Donald Jelinek, a former Berkeley council member and lawyer remembered for his enthusiastic work with the civil rights movement in the 1960s, died June 24 in his Berkeley home. He was 82.
Jelinek grew up in the Bronx, New York, and earned his bachelor’s and law degrees from New York University. He was known for his efforts in both the Berkeley City Council and with the Civil Rights Movement in the South.
In 1969, Jelinek moved to Berkeley, where he played a vital role both inside and outside the City Council, according to current Councilmember Kriss Worthington.
Jelinek’s advice and endorsement for Worthington’s run for City Council in 1996 inspired Worthington to become a council member despite his initial reservations.
“When other people made fun of me talking about and caring about students, (Jelinek said,) ‘I talked about students and it seemed to work quite well,’” Worthington said. “(Jelinek) sort of saw students in the same way as he saw (the) civil rights movement. … Students are just one more group we need to be inclusive and fair to.”

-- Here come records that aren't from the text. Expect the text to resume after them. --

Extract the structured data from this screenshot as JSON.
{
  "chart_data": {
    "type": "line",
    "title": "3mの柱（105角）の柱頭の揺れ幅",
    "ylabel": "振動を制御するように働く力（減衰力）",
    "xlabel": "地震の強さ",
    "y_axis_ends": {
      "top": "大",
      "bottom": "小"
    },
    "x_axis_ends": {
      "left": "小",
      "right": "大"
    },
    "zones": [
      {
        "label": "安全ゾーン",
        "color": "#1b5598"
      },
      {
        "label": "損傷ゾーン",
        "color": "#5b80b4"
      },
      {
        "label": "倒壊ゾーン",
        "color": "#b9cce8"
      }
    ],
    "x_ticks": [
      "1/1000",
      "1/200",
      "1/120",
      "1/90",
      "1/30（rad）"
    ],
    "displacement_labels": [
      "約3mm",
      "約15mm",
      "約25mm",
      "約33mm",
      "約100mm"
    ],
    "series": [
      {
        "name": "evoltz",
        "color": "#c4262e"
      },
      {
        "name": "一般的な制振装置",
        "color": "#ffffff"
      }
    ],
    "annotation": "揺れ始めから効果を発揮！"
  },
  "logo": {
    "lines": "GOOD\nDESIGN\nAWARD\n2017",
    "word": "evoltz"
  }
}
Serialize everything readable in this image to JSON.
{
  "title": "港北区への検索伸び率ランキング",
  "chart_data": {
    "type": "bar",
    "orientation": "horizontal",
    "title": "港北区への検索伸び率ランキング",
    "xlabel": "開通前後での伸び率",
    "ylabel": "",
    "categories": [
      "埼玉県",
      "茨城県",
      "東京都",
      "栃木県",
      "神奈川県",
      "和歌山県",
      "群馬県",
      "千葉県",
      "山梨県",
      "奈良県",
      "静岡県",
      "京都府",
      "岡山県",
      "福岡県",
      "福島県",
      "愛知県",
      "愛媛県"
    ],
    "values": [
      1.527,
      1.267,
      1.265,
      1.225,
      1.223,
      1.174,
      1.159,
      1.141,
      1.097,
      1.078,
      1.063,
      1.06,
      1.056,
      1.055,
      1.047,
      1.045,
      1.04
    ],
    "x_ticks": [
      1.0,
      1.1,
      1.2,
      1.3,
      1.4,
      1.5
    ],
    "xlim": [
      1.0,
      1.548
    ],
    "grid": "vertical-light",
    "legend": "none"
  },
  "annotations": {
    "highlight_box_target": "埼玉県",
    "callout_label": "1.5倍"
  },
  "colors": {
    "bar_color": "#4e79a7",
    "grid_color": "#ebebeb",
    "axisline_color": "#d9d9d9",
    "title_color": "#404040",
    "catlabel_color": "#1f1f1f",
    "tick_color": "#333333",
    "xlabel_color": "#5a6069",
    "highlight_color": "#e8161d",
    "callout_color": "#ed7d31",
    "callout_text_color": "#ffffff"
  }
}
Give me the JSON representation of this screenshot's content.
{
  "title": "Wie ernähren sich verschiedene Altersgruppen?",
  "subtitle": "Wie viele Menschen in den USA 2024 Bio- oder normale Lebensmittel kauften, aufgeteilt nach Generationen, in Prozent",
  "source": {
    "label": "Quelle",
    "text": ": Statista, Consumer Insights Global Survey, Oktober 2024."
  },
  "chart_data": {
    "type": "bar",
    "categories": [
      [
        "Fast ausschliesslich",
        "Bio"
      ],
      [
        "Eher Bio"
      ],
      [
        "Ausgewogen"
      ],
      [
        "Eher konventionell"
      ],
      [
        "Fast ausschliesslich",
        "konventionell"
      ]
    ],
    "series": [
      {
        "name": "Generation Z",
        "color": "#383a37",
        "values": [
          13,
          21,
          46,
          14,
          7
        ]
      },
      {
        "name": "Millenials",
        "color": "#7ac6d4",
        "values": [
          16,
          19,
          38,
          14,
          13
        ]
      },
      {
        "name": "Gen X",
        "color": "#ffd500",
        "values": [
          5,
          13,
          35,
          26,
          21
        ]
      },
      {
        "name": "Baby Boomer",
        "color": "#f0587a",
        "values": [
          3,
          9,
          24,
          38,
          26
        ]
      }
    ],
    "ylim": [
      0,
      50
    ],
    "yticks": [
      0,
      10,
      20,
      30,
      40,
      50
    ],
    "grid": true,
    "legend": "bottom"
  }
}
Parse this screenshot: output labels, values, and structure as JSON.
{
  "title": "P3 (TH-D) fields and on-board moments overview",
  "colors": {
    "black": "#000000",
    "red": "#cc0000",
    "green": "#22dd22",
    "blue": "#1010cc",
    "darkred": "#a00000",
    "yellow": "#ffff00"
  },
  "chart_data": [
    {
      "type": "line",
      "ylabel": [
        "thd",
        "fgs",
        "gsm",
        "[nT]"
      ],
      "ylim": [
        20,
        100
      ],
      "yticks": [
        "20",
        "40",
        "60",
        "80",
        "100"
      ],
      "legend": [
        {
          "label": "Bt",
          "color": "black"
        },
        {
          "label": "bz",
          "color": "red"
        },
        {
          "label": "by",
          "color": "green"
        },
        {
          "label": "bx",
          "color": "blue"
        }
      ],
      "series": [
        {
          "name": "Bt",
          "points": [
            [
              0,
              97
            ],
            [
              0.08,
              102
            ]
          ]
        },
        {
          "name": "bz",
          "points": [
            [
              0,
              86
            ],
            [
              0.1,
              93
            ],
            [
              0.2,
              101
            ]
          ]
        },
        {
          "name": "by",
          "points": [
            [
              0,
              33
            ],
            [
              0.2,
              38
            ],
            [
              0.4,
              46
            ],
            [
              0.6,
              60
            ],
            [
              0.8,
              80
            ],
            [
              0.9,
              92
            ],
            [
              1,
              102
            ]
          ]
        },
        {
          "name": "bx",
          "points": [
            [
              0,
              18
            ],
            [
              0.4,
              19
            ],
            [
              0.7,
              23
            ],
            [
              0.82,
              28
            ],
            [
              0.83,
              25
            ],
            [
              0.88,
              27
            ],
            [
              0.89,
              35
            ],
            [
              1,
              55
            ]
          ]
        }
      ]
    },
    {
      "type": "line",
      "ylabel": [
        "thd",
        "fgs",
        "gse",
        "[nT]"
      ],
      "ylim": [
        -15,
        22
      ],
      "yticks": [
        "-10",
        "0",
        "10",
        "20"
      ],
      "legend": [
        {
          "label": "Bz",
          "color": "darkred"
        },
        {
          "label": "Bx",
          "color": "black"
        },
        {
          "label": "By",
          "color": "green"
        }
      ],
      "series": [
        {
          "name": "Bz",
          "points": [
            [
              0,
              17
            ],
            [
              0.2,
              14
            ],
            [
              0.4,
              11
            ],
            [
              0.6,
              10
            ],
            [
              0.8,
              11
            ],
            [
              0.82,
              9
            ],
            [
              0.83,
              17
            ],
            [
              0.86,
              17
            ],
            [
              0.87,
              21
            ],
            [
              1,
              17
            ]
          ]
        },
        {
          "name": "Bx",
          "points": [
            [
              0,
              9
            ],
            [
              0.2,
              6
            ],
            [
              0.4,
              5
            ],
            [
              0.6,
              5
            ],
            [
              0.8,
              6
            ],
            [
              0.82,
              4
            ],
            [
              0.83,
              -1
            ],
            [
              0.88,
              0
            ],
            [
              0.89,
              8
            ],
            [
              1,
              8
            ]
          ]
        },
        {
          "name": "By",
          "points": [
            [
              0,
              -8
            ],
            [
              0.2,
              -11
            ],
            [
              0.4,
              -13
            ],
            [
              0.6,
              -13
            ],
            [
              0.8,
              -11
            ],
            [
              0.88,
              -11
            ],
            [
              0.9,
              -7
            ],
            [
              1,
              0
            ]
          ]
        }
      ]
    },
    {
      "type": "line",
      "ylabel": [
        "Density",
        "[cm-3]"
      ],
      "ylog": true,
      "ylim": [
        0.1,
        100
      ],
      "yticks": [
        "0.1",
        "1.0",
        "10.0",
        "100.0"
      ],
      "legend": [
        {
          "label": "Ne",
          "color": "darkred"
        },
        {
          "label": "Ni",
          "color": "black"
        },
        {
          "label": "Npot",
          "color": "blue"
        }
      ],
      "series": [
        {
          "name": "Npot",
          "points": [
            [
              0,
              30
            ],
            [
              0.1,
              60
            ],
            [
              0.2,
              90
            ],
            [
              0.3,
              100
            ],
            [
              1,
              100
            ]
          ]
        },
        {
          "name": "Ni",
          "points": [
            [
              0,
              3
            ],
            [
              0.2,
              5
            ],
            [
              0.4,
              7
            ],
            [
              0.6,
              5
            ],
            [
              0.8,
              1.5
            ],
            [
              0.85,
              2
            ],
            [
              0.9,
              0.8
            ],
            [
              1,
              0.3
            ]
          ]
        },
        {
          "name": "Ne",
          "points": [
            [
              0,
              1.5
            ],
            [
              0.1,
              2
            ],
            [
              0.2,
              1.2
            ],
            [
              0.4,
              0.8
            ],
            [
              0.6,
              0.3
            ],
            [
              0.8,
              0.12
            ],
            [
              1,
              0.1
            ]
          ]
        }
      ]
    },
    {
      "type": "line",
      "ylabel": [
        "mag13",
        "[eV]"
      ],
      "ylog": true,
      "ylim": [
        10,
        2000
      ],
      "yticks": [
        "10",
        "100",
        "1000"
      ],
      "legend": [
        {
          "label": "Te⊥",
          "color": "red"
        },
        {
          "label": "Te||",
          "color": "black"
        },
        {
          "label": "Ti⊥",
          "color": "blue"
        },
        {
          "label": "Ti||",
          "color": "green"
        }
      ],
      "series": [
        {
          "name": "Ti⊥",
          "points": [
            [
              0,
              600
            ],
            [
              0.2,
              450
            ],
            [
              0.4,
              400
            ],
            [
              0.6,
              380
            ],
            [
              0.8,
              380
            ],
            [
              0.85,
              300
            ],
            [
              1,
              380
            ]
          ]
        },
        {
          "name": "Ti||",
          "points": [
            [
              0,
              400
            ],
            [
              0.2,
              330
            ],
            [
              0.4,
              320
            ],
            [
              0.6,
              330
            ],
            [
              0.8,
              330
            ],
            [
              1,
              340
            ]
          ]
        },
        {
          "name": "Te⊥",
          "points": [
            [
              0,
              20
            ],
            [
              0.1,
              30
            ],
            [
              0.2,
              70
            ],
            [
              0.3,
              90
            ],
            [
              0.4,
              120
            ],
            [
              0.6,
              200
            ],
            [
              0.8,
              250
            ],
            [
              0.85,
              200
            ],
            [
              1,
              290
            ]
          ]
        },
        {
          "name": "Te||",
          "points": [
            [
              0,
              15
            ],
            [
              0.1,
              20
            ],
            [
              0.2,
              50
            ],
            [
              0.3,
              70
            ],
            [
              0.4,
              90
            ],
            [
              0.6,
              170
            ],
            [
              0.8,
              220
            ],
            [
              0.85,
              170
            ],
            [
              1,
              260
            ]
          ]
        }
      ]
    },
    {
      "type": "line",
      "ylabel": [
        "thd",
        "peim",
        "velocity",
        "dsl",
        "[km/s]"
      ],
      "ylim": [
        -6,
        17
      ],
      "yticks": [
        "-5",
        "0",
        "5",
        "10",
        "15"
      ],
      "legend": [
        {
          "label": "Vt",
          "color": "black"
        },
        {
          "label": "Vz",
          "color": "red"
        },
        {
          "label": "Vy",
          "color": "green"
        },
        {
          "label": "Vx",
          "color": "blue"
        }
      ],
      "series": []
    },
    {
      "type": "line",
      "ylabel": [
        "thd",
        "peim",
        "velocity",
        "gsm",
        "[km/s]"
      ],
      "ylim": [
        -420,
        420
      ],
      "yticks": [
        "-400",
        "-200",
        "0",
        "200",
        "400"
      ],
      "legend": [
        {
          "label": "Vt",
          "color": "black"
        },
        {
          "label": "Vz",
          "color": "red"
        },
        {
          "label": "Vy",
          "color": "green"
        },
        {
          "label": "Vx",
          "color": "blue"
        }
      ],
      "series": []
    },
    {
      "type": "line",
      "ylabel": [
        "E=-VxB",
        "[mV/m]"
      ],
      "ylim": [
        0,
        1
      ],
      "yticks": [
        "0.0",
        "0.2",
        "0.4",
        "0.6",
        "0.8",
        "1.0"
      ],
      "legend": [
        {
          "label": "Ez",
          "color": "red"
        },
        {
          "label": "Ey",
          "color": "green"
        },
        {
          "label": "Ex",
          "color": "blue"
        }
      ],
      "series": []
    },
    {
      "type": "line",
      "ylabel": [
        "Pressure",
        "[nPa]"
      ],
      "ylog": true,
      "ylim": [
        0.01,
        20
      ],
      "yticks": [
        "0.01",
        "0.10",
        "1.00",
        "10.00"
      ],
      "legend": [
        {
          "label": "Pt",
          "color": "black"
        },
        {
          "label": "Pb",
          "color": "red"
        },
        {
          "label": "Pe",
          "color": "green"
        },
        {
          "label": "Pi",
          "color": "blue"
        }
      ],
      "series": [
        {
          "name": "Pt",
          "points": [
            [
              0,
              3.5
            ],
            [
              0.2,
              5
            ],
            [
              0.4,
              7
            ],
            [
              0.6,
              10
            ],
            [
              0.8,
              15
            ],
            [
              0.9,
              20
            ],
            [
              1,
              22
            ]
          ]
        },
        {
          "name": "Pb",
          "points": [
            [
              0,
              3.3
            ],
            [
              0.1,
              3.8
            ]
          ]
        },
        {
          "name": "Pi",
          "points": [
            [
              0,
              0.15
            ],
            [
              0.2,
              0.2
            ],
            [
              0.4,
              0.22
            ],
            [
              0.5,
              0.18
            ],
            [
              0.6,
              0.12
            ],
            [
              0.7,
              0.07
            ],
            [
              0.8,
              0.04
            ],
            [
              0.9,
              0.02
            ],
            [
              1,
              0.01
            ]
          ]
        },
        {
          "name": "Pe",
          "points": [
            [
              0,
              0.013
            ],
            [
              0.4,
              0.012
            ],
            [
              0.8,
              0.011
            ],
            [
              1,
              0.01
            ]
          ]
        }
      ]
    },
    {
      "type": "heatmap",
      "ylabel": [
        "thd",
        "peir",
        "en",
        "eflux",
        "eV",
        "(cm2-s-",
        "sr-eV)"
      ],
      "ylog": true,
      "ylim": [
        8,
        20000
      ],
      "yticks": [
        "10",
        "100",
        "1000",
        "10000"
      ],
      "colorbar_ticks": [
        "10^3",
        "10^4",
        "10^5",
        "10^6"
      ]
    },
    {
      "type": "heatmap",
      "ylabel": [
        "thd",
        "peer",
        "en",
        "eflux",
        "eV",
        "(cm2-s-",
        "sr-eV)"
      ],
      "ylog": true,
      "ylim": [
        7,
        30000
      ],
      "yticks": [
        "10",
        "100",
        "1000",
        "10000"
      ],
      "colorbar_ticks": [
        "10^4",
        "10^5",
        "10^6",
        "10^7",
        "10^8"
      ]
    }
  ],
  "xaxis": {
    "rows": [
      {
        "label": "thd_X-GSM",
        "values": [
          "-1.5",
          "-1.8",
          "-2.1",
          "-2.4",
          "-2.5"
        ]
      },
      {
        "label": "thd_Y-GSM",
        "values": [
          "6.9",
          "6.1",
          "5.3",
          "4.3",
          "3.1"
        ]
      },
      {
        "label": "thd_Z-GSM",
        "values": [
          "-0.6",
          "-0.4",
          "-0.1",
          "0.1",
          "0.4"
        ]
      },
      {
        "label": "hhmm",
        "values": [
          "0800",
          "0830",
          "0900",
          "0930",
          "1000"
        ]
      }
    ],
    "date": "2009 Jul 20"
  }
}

During Jelinek’s years as a City Council member, he advocated for UC Berkeley students and lobbied to provide them with parking spaces. He ran for mayor against former Berkeley mayor Shirley Dean twice, losing both times.
After he left City Council, Jelinek still acted as an adviser to council members — especially progressive council members.
“He was an invaluable resource to us as somebody who had years of experience, who knew how to be practical and progressive at the same time,” Worthington said.
From 1965 to 1968, Jelinek worked with the civil rights movement and Student Nonviolent Coordinating Committee, or SNCC, in Mississippi and Alabama both as a grassroots organizer and a civil rights lawyer. According to an obituary prepared by his family, Jelinek wanted his gravestone to read that “he was SNCC.”
Bruce Hartford, a member of Bay Area Veterans of the Civil Rights Movement — an organization of which Jelinek was also a member — said Jelinek was a charming man with a great sense of humor. According to Hartford, Jelinek personally exposed the hunger and starvation faced by Black sharecroppers in the south and brought the problem to the U.S. Department of Agriculture’s attention.
As a civil rights lawyer, Jelinek represented Native Americans who seized Alcatraz Island in 1969 and was recruited to coordinate the defense of 61 inmates charged after the Attica prison riot in western New York.
“He stood his ground and didn’t give up,” Hartford said. “He spoke without dogmatism and without being bellicose.”
Jelinek had established a law practice firm, Jelinek & Associates, in Berkeley. The 32-year-old firm handled business litigation and real estate disputes, including a three-year defense of hundreds of flea market vendors who were ousted from the weekend Ashby BART parking lot.
Jelinek is survived by his wife of 30 years, Jane Scherr, his brother Roger Jelinek, Scherr’s daughters Dove and Apollinaire and his grandchildren Hannele and Pascal.
A memorial service will be held Saturday at St. John’s Presbyterian Church in Berkeley.